According to Adam, “What inspires us is the thought of making THE perfect song, a timeless masterpiece of sorts. Dreamer is about as personal as an album gets. We wrote the music while living together directly after we had both ended long-term relationships. We shared the same vision about the album…to make our listeners feel inspired. The album title refers to those ‘dreamers’ among us who are ‘on the run’ from an ordinary, boring existence”.
By the standard that Adam and Oscar set for themselves, the album is an unqualified success. Leave your angst, melancholy, and anger at the door. “Dreamer on the Run” is the sound of the first road trip of the summer or a deep breath of ocean air on a sunny day at the beach. The opening tracks, ‘The Poet’ and ‘Watching the Storm’, set the tone both thematically and musically to tee up what I consider the ‘home run’ of the album, the resplendent ‘Pearl Lakes’. It is a stadium-ready song with an introduction would not sound out of place at a U2 concert (including Edge like guitars) and is full of interesting progressions and melodic surprises.
After ‘Pearl Lakes’, the album shifts back down into a lower gear with a stretch of more atmospheric tunes which are largely absent of percussion, including the sentimental ‘Let Me Keep This Memory’, the searching ‘Varburg’, and the transcendent ‘Midsummer Field’. The energy level climbs again on ‘Sliding Doors’ which leads off with strumming acoustic guitars and a soaring e-bow and ends on a powerful, anthemic crescendo. Finally, there is a just a touch of melancholy in the short ‘The Nostalgic Tune’ before the album ends strongly on the title track, which peaks triumphantly in a swirl of guitars, strings, and synths before the delicate outro reprises the melody with just the chimes of the glockenspiel.

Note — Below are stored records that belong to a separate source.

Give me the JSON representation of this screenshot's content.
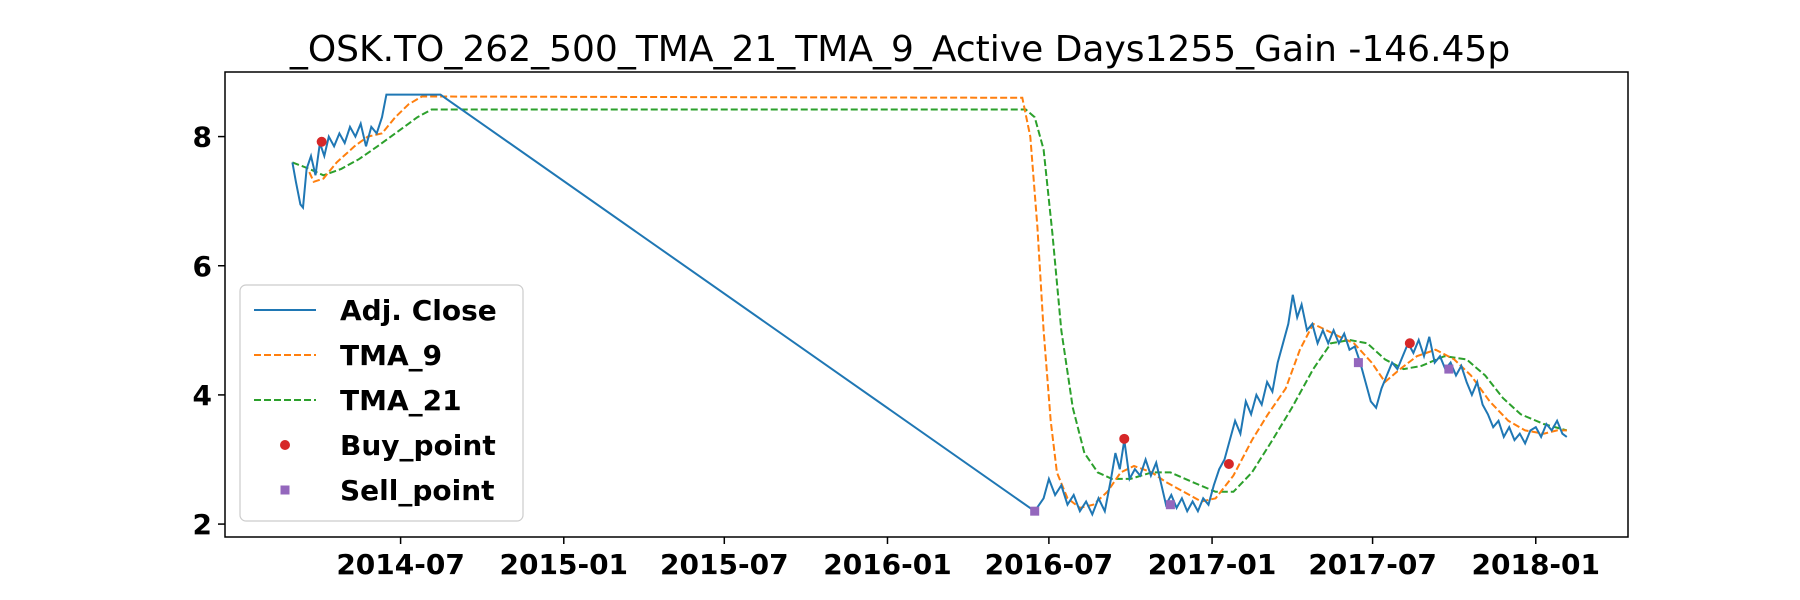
{
  "chart_data": {
    "type": "line",
    "title": "_OSK.TO_262_500_TMA_21_TMA_9_Active Days1255_Gain -146.45p",
    "xlabel": "",
    "ylabel": "",
    "x_axis_type": "date",
    "xlim": [
      "2013-12-15",
      "2018-04-15"
    ],
    "ylim": [
      1.8,
      9.0
    ],
    "x_ticks": [
      "2014-07",
      "2015-01",
      "2015-07",
      "2016-01",
      "2016-07",
      "2017-01",
      "2017-07",
      "2018-01"
    ],
    "y_ticks": [
      2,
      4,
      6,
      8
    ],
    "grid": false,
    "legend_position": "center-left",
    "colors": {
      "adj_close": "#1f77b4",
      "tma_9": "#ff7f0e",
      "tma_21": "#2ca02c",
      "buy": "#d62728",
      "sell": "#9467bd"
    },
    "series": [
      {
        "name": "Adj. Close",
        "style": "solid",
        "points": [
          [
            "2014-03-01",
            7.6
          ],
          [
            "2014-03-05",
            7.3
          ],
          [
            "2014-03-10",
            6.95
          ],
          [
            "2014-03-13",
            6.9
          ],
          [
            "2014-03-17",
            7.5
          ],
          [
            "2014-03-22",
            7.7
          ],
          [
            "2014-03-27",
            7.4
          ],
          [
            "2014-04-01",
            7.9
          ],
          [
            "2014-04-06",
            7.7
          ],
          [
            "2014-04-11",
            8.0
          ],
          [
            "2014-04-17",
            7.85
          ],
          [
            "2014-04-23",
            8.05
          ],
          [
            "2014-04-29",
            7.9
          ],
          [
            "2014-05-05",
            8.15
          ],
          [
            "2014-05-11",
            8.0
          ],
          [
            "2014-05-17",
            8.2
          ],
          [
            "2014-05-23",
            7.85
          ],
          [
            "2014-05-29",
            8.15
          ],
          [
            "2014-06-04",
            8.05
          ],
          [
            "2014-06-10",
            8.3
          ],
          [
            "2014-06-15",
            8.65
          ],
          [
            "2014-08-15",
            8.65
          ],
          [
            "2014-08-20",
            8.6
          ],
          [
            "2016-06-15",
            2.2
          ],
          [
            "2016-06-25",
            2.4
          ],
          [
            "2016-07-01",
            2.7
          ],
          [
            "2016-07-08",
            2.45
          ],
          [
            "2016-07-15",
            2.6
          ],
          [
            "2016-07-22",
            2.3
          ],
          [
            "2016-07-29",
            2.45
          ],
          [
            "2016-08-05",
            2.2
          ],
          [
            "2016-08-12",
            2.35
          ],
          [
            "2016-08-19",
            2.15
          ],
          [
            "2016-08-26",
            2.4
          ],
          [
            "2016-09-02",
            2.2
          ],
          [
            "2016-09-09",
            2.7
          ],
          [
            "2016-09-14",
            3.1
          ],
          [
            "2016-09-19",
            2.85
          ],
          [
            "2016-09-24",
            3.3
          ],
          [
            "2016-09-30",
            2.7
          ],
          [
            "2016-10-06",
            2.85
          ],
          [
            "2016-10-12",
            2.75
          ],
          [
            "2016-10-18",
            3.0
          ],
          [
            "2016-10-24",
            2.75
          ],
          [
            "2016-10-30",
            2.95
          ],
          [
            "2016-11-05",
            2.6
          ],
          [
            "2016-11-10",
            2.3
          ],
          [
            "2016-11-16",
            2.45
          ],
          [
            "2016-11-22",
            2.25
          ],
          [
            "2016-11-28",
            2.4
          ],
          [
            "2016-12-04",
            2.2
          ],
          [
            "2016-12-10",
            2.35
          ],
          [
            "2016-12-16",
            2.2
          ],
          [
            "2016-12-22",
            2.4
          ],
          [
            "2016-12-28",
            2.3
          ],
          [
            "2017-01-03",
            2.6
          ],
          [
            "2017-01-09",
            2.85
          ],
          [
            "2017-01-15",
            3.0
          ],
          [
            "2017-01-21",
            3.3
          ],
          [
            "2017-01-27",
            3.6
          ],
          [
            "2017-02-02",
            3.4
          ],
          [
            "2017-02-08",
            3.9
          ],
          [
            "2017-02-14",
            3.7
          ],
          [
            "2017-02-20",
            4.0
          ],
          [
            "2017-02-26",
            3.85
          ],
          [
            "2017-03-04",
            4.2
          ],
          [
            "2017-03-10",
            4.05
          ],
          [
            "2017-03-16",
            4.5
          ],
          [
            "2017-03-22",
            4.8
          ],
          [
            "2017-03-28",
            5.1
          ],
          [
            "2017-04-02",
            5.55
          ],
          [
            "2017-04-07",
            5.2
          ],
          [
            "2017-04-12",
            5.4
          ],
          [
            "2017-04-18",
            5.0
          ],
          [
            "2017-04-24",
            5.1
          ],
          [
            "2017-04-30",
            4.8
          ],
          [
            "2017-05-06",
            5.0
          ],
          [
            "2017-05-12",
            4.8
          ],
          [
            "2017-05-18",
            5.0
          ],
          [
            "2017-05-24",
            4.8
          ],
          [
            "2017-05-30",
            4.95
          ],
          [
            "2017-06-05",
            4.7
          ],
          [
            "2017-06-11",
            4.75
          ],
          [
            "2017-06-17",
            4.5
          ],
          [
            "2017-06-23",
            4.2
          ],
          [
            "2017-06-29",
            3.9
          ],
          [
            "2017-07-05",
            3.8
          ],
          [
            "2017-07-11",
            4.1
          ],
          [
            "2017-07-17",
            4.3
          ],
          [
            "2017-07-23",
            4.5
          ],
          [
            "2017-07-29",
            4.4
          ],
          [
            "2017-08-04",
            4.6
          ],
          [
            "2017-08-10",
            4.8
          ],
          [
            "2017-08-16",
            4.65
          ],
          [
            "2017-08-22",
            4.85
          ],
          [
            "2017-08-28",
            4.6
          ],
          [
            "2017-09-03",
            4.9
          ],
          [
            "2017-09-09",
            4.5
          ],
          [
            "2017-09-15",
            4.6
          ],
          [
            "2017-09-21",
            4.4
          ],
          [
            "2017-09-27",
            4.5
          ],
          [
            "2017-10-03",
            4.3
          ],
          [
            "2017-10-09",
            4.45
          ],
          [
            "2017-10-15",
            4.2
          ],
          [
            "2017-10-21",
            4.0
          ],
          [
            "2017-10-27",
            4.2
          ],
          [
            "2017-11-02",
            3.85
          ],
          [
            "2017-11-08",
            3.7
          ],
          [
            "2017-11-14",
            3.5
          ],
          [
            "2017-11-20",
            3.6
          ],
          [
            "2017-11-26",
            3.35
          ],
          [
            "2017-12-02",
            3.5
          ],
          [
            "2017-12-08",
            3.3
          ],
          [
            "2017-12-14",
            3.4
          ],
          [
            "2017-12-20",
            3.25
          ],
          [
            "2017-12-26",
            3.45
          ],
          [
            "2018-01-01",
            3.5
          ],
          [
            "2018-01-07",
            3.35
          ],
          [
            "2018-01-13",
            3.55
          ],
          [
            "2018-01-19",
            3.45
          ],
          [
            "2018-01-25",
            3.6
          ],
          [
            "2018-01-31",
            3.4
          ],
          [
            "2018-02-05",
            3.35
          ]
        ]
      },
      {
        "name": "TMA_9",
        "style": "dashed",
        "points": [
          [
            "2014-03-20",
            7.45
          ],
          [
            "2014-03-25",
            7.3
          ],
          [
            "2014-04-05",
            7.35
          ],
          [
            "2014-04-20",
            7.6
          ],
          [
            "2014-05-10",
            7.85
          ],
          [
            "2014-05-25",
            8.0
          ],
          [
            "2014-06-10",
            8.05
          ],
          [
            "2014-06-25",
            8.3
          ],
          [
            "2014-07-10",
            8.5
          ],
          [
            "2014-07-25",
            8.62
          ],
          [
            "2016-06-01",
            8.6
          ],
          [
            "2016-06-10",
            8.0
          ],
          [
            "2016-06-18",
            6.6
          ],
          [
            "2016-06-25",
            5.0
          ],
          [
            "2016-07-03",
            3.6
          ],
          [
            "2016-07-10",
            2.8
          ],
          [
            "2016-07-22",
            2.4
          ],
          [
            "2016-08-05",
            2.25
          ],
          [
            "2016-08-20",
            2.3
          ],
          [
            "2016-09-05",
            2.5
          ],
          [
            "2016-09-20",
            2.8
          ],
          [
            "2016-10-05",
            2.9
          ],
          [
            "2016-10-25",
            2.8
          ],
          [
            "2016-11-10",
            2.65
          ],
          [
            "2016-11-30",
            2.5
          ],
          [
            "2016-12-20",
            2.35
          ],
          [
            "2017-01-05",
            2.4
          ],
          [
            "2017-01-25",
            2.75
          ],
          [
            "2017-02-15",
            3.3
          ],
          [
            "2017-03-05",
            3.7
          ],
          [
            "2017-03-25",
            4.1
          ],
          [
            "2017-04-10",
            4.7
          ],
          [
            "2017-04-25",
            5.1
          ],
          [
            "2017-05-10",
            5.0
          ],
          [
            "2017-05-25",
            4.9
          ],
          [
            "2017-06-10",
            4.8
          ],
          [
            "2017-06-30",
            4.5
          ],
          [
            "2017-07-15",
            4.2
          ],
          [
            "2017-08-01",
            4.4
          ],
          [
            "2017-08-20",
            4.6
          ],
          [
            "2017-09-10",
            4.7
          ],
          [
            "2017-10-01",
            4.55
          ],
          [
            "2017-10-20",
            4.3
          ],
          [
            "2017-11-10",
            3.9
          ],
          [
            "2017-12-01",
            3.6
          ],
          [
            "2017-12-20",
            3.45
          ],
          [
            "2018-01-10",
            3.4
          ],
          [
            "2018-01-25",
            3.45
          ],
          [
            "2018-02-05",
            3.45
          ]
        ]
      },
      {
        "name": "TMA_21",
        "style": "dashed",
        "points": [
          [
            "2014-03-01",
            7.6
          ],
          [
            "2014-03-20",
            7.5
          ],
          [
            "2014-04-05",
            7.4
          ],
          [
            "2014-04-25",
            7.5
          ],
          [
            "2014-05-15",
            7.65
          ],
          [
            "2014-06-05",
            7.85
          ],
          [
            "2014-06-25",
            8.05
          ],
          [
            "2014-07-20",
            8.3
          ],
          [
            "2014-08-05",
            8.42
          ],
          [
            "2016-06-05",
            8.42
          ],
          [
            "2016-06-15",
            8.3
          ],
          [
            "2016-06-25",
            7.8
          ],
          [
            "2016-07-05",
            6.5
          ],
          [
            "2016-07-15",
            5.0
          ],
          [
            "2016-07-28",
            3.8
          ],
          [
            "2016-08-10",
            3.1
          ],
          [
            "2016-08-25",
            2.8
          ],
          [
            "2016-09-10",
            2.7
          ],
          [
            "2016-10-01",
            2.7
          ],
          [
            "2016-10-25",
            2.8
          ],
          [
            "2016-11-15",
            2.8
          ],
          [
            "2016-12-10",
            2.65
          ],
          [
            "2017-01-05",
            2.5
          ],
          [
            "2017-01-25",
            2.5
          ],
          [
            "2017-02-15",
            2.8
          ],
          [
            "2017-03-10",
            3.3
          ],
          [
            "2017-04-01",
            3.8
          ],
          [
            "2017-04-25",
            4.4
          ],
          [
            "2017-05-15",
            4.8
          ],
          [
            "2017-06-05",
            4.85
          ],
          [
            "2017-06-25",
            4.8
          ],
          [
            "2017-07-15",
            4.55
          ],
          [
            "2017-08-05",
            4.4
          ],
          [
            "2017-08-25",
            4.45
          ],
          [
            "2017-09-20",
            4.6
          ],
          [
            "2017-10-15",
            4.55
          ],
          [
            "2017-11-05",
            4.3
          ],
          [
            "2017-11-25",
            3.95
          ],
          [
            "2017-12-15",
            3.7
          ],
          [
            "2018-01-10",
            3.55
          ],
          [
            "2018-02-05",
            3.45
          ]
        ]
      },
      {
        "name": "Buy_point",
        "style": "marker-circle",
        "points": [
          [
            "2014-04-03",
            7.92
          ],
          [
            "2016-09-24",
            3.32
          ],
          [
            "2017-01-20",
            2.93
          ],
          [
            "2017-08-12",
            4.8
          ]
        ]
      },
      {
        "name": "Sell_point",
        "style": "marker-square",
        "points": [
          [
            "2016-06-15",
            2.2
          ],
          [
            "2016-11-15",
            2.3
          ],
          [
            "2017-06-15",
            4.5
          ],
          [
            "2017-09-25",
            4.4
          ]
        ]
      }
    ]
  }
}
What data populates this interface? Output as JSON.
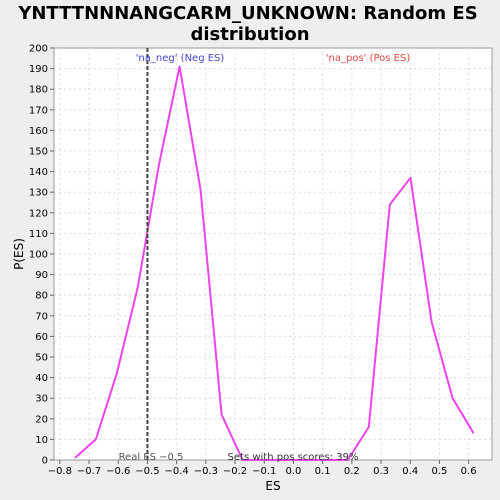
{
  "chart_data": {
    "type": "line",
    "title_line1": "YNTTTNNNANGCARM_UNKNOWN: Random ES",
    "title_line2": "distribution",
    "xlabel": "ES",
    "ylabel": "P(ES)",
    "xlim": [
      -0.82,
      0.68
    ],
    "ylim": [
      0,
      200
    ],
    "xticks": [
      -0.8,
      -0.7,
      -0.6,
      -0.5,
      -0.4,
      -0.3,
      -0.2,
      -0.1,
      0.0,
      0.1,
      0.2,
      0.3,
      0.4,
      0.5,
      0.6
    ],
    "xtick_labels": [
      "−0.8",
      "−0.7",
      "−0.6",
      "−0.5",
      "−0.4",
      "−0.3",
      "−0.2",
      "−0.1",
      "0.0",
      "0.1",
      "0.2",
      "0.3",
      "0.4",
      "0.5",
      "0.6"
    ],
    "yticks": [
      0,
      10,
      20,
      30,
      40,
      50,
      60,
      70,
      80,
      90,
      100,
      110,
      120,
      130,
      140,
      150,
      160,
      170,
      180,
      190,
      200
    ],
    "grid": true,
    "series": [
      {
        "color": "#ee44ee",
        "x": [
          -0.748,
          -0.677,
          -0.605,
          -0.533,
          -0.461,
          -0.39,
          -0.318,
          -0.246,
          -0.174,
          0.186,
          0.258,
          0.33,
          0.401,
          0.473,
          0.545,
          0.617
        ],
        "y": [
          1,
          10,
          42,
          84,
          143,
          191,
          131,
          22,
          0,
          0,
          16,
          124,
          137,
          67,
          30,
          13
        ]
      }
    ],
    "real_es": {
      "x": -0.5,
      "label": "Real ES −0.5",
      "color": "#444444"
    },
    "annotations": {
      "neg_label": "'na_neg' (Neg ES)",
      "neg_color": "#4444cc",
      "pos_label": "'na_pos' (Pos ES)",
      "pos_color": "#dd4444",
      "pos_scores_text": "Sets with pos scores: 39%"
    }
  }
}
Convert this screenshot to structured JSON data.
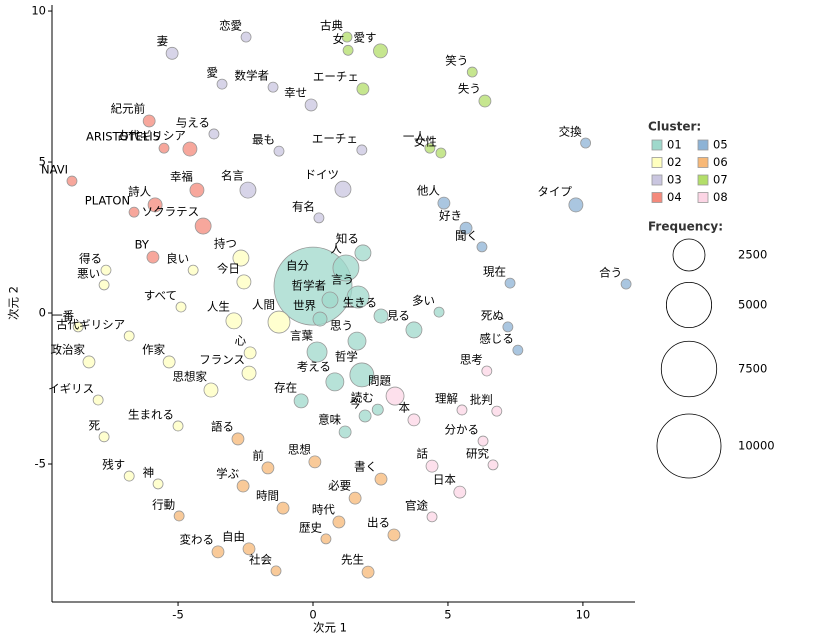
{
  "chart_data": {
    "type": "scatter",
    "xlabel": "次元 1",
    "ylabel": "次元 2",
    "xlim": [
      -9.67,
      11.93
    ],
    "ylim": [
      -9.57,
      10.2
    ],
    "xticks": [
      -5,
      0,
      5,
      10
    ],
    "yticks": [
      -5,
      0,
      5,
      10
    ],
    "legend_title": "Cluster:",
    "size_legend": {
      "title": "Frequency:",
      "values": [
        2500,
        5000,
        7500,
        10000
      ]
    },
    "series": [
      {
        "name": "01",
        "color": "#9fd8cb",
        "labels": [
          "自分",
          "人",
          "知る",
          "哲学者",
          "言う",
          "世界",
          "生きる",
          "多い",
          "見る",
          "言葉",
          "思う",
          "哲学",
          "考える",
          "存在",
          "今",
          "読む",
          "意味"
        ],
        "x": [
          0,
          1.22,
          1.85,
          0.63,
          1.67,
          0.26,
          2.52,
          4.67,
          3.74,
          0.15,
          1.63,
          1.81,
          0.81,
          -0.44,
          1.93,
          2.4,
          1.19
        ],
        "values": [
          0.89,
          1.49,
          1.99,
          0.43,
          0.53,
          -0.2,
          -0.1,
          0.03,
          -0.56,
          -1.29,
          -0.93,
          -2.05,
          -2.28,
          -2.91,
          -3.41,
          -3.2,
          -3.94
        ],
        "sizes": [
          14850,
          1650,
          625,
          625,
          1180,
          480,
          480,
          244,
          625,
          977,
          790,
          1400,
          790,
          480,
          350,
          300,
          350
        ]
      },
      {
        "name": "02",
        "color": "#ffffbf",
        "labels": [
          "得る",
          "悪い",
          "良い",
          "すべて",
          "持つ",
          "今日",
          "人生",
          "人間",
          "一番",
          "古代ギリシア",
          "作家",
          "政治家",
          "心",
          "フランス",
          "思想家",
          "イギリス",
          "生まれる",
          "死",
          "残す",
          "神"
        ],
        "x": [
          -7.67,
          -7.74,
          -4.44,
          -4.89,
          -2.67,
          -2.56,
          -2.93,
          -1.26,
          -8.7,
          -6.81,
          -5.33,
          -8.3,
          -2.33,
          -2.37,
          -3.78,
          -7.96,
          -5,
          -7.74,
          -6.81,
          -5.74
        ],
        "values": [
          1.42,
          0.93,
          1.42,
          0.2,
          1.82,
          1.03,
          -0.26,
          -0.3,
          -0.46,
          -0.76,
          -1.62,
          -1.62,
          -1.32,
          -1.99,
          -2.55,
          -2.88,
          -3.74,
          -4.1,
          -5.4,
          -5.66
        ],
        "sizes": [
          244,
          244,
          244,
          244,
          625,
          480,
          625,
          1180,
          244,
          244,
          350,
          350,
          350,
          480,
          480,
          244,
          244,
          244,
          244,
          244
        ]
      },
      {
        "name": "03",
        "color": "#cac6e0",
        "labels": [
          "恋愛",
          "妻",
          "愛",
          "数学者",
          "幸せ",
          "与える",
          "最も",
          "エーチェ",
          "名言",
          "ドイツ",
          "有名"
        ],
        "x": [
          -2.48,
          -5.22,
          -3.37,
          -1.48,
          -0.07,
          -3.67,
          -1.26,
          1.81,
          -2.41,
          1.11,
          0.22
        ],
        "values": [
          9.14,
          8.6,
          7.58,
          7.48,
          6.89,
          5.93,
          5.36,
          5.4,
          4.07,
          4.1,
          3.15
        ],
        "sizes": [
          244,
          350,
          244,
          244,
          350,
          244,
          244,
          244,
          625,
          625,
          244
        ]
      },
      {
        "name": "04",
        "color": "#f4897b",
        "labels": [
          "紀元前",
          "ARISTOTELIS",
          "古代ギリシア",
          "NAVI",
          "幸福",
          "詩人",
          "PLATON",
          "ソクラテス",
          "BY"
        ],
        "x": [
          -6.07,
          -5.52,
          -4.56,
          -8.93,
          -4.3,
          -5.85,
          -6.63,
          -4.07,
          -5.93
        ],
        "values": [
          6.36,
          5.46,
          5.43,
          4.37,
          4.07,
          3.58,
          3.34,
          2.88,
          1.85
        ],
        "sizes": [
          350,
          244,
          480,
          244,
          480,
          480,
          244,
          625,
          350
        ]
      },
      {
        "name": "05",
        "color": "#8db3d6",
        "labels": [
          "交換",
          "タイプ",
          "他人",
          "好き",
          "聞く",
          "現在",
          "合う",
          "死ぬ",
          "感じる"
        ],
        "x": [
          10.1,
          9.74,
          4.85,
          5.67,
          6.26,
          7.3,
          11.6,
          7.22,
          7.59
        ],
        "values": [
          5.63,
          3.58,
          3.64,
          2.81,
          2.19,
          0.99,
          0.96,
          -0.46,
          -1.23
        ],
        "sizes": [
          244,
          480,
          350,
          350,
          244,
          244,
          244,
          244,
          244
        ]
      },
      {
        "name": "06",
        "color": "#f7b877",
        "labels": [
          "語る",
          "前",
          "学ぶ",
          "思想",
          "書く",
          "必要",
          "行動",
          "時間",
          "時代",
          "出る",
          "歴史",
          "変わる",
          "自由",
          "社会",
          "先生"
        ],
        "x": [
          -2.78,
          -1.67,
          -2.59,
          0.07,
          2.52,
          1.56,
          -4.96,
          -1.11,
          0.96,
          3,
          0.48,
          -3.52,
          -2.37,
          -1.37,
          2.04
        ],
        "values": [
          -4.17,
          -5.13,
          -5.73,
          -4.93,
          -5.5,
          -6.13,
          -6.72,
          -6.46,
          -6.92,
          -7.35,
          -7.48,
          -7.91,
          -7.81,
          -8.54,
          -8.58
        ],
        "sizes": [
          350,
          350,
          350,
          350,
          350,
          350,
          244,
          350,
          350,
          350,
          244,
          350,
          350,
          244,
          350
        ]
      },
      {
        "name": "07",
        "color": "#b3de69",
        "labels": [
          "古典",
          "女",
          "愛す",
          "笑う",
          "失う",
          "エーチェ",
          "一人",
          "女性"
        ],
        "x": [
          1.26,
          1.3,
          2.5,
          5.9,
          6.37,
          1.85,
          4.33,
          4.74
        ],
        "values": [
          9.14,
          8.7,
          8.68,
          7.98,
          7.02,
          7.42,
          5.46,
          5.3
        ],
        "sizes": [
          244,
          244,
          480,
          244,
          350,
          350,
          244,
          244
        ]
      },
      {
        "name": "08",
        "color": "#fcd5e5",
        "labels": [
          "問題",
          "本",
          "思考",
          "理解",
          "批判",
          "分かる",
          "研究",
          "話",
          "日本",
          "官途"
        ],
        "x": [
          3.04,
          3.74,
          6.44,
          5.52,
          6.81,
          6.3,
          6.67,
          4.41,
          5.44,
          4.41
        ],
        "values": [
          -2.75,
          -3.54,
          -1.92,
          -3.21,
          -3.25,
          -4.24,
          -5.03,
          -5.07,
          -5.93,
          -6.75
        ],
        "sizes": [
          790,
          350,
          244,
          244,
          244,
          244,
          244,
          350,
          350,
          244
        ]
      }
    ]
  }
}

One has to admire the way that the guys reached inside themselves during what could have been a dark time in their lives to create music that is exuberant and optimistic and, unlike the namesake of the band, unsinkable. It has an unabashedly romantic spirit and delivers everything it promises on the tin. The U137 submarine may have run aground 30 years ago, but U137, the band, is headed for open waters with not a cloud in the sky.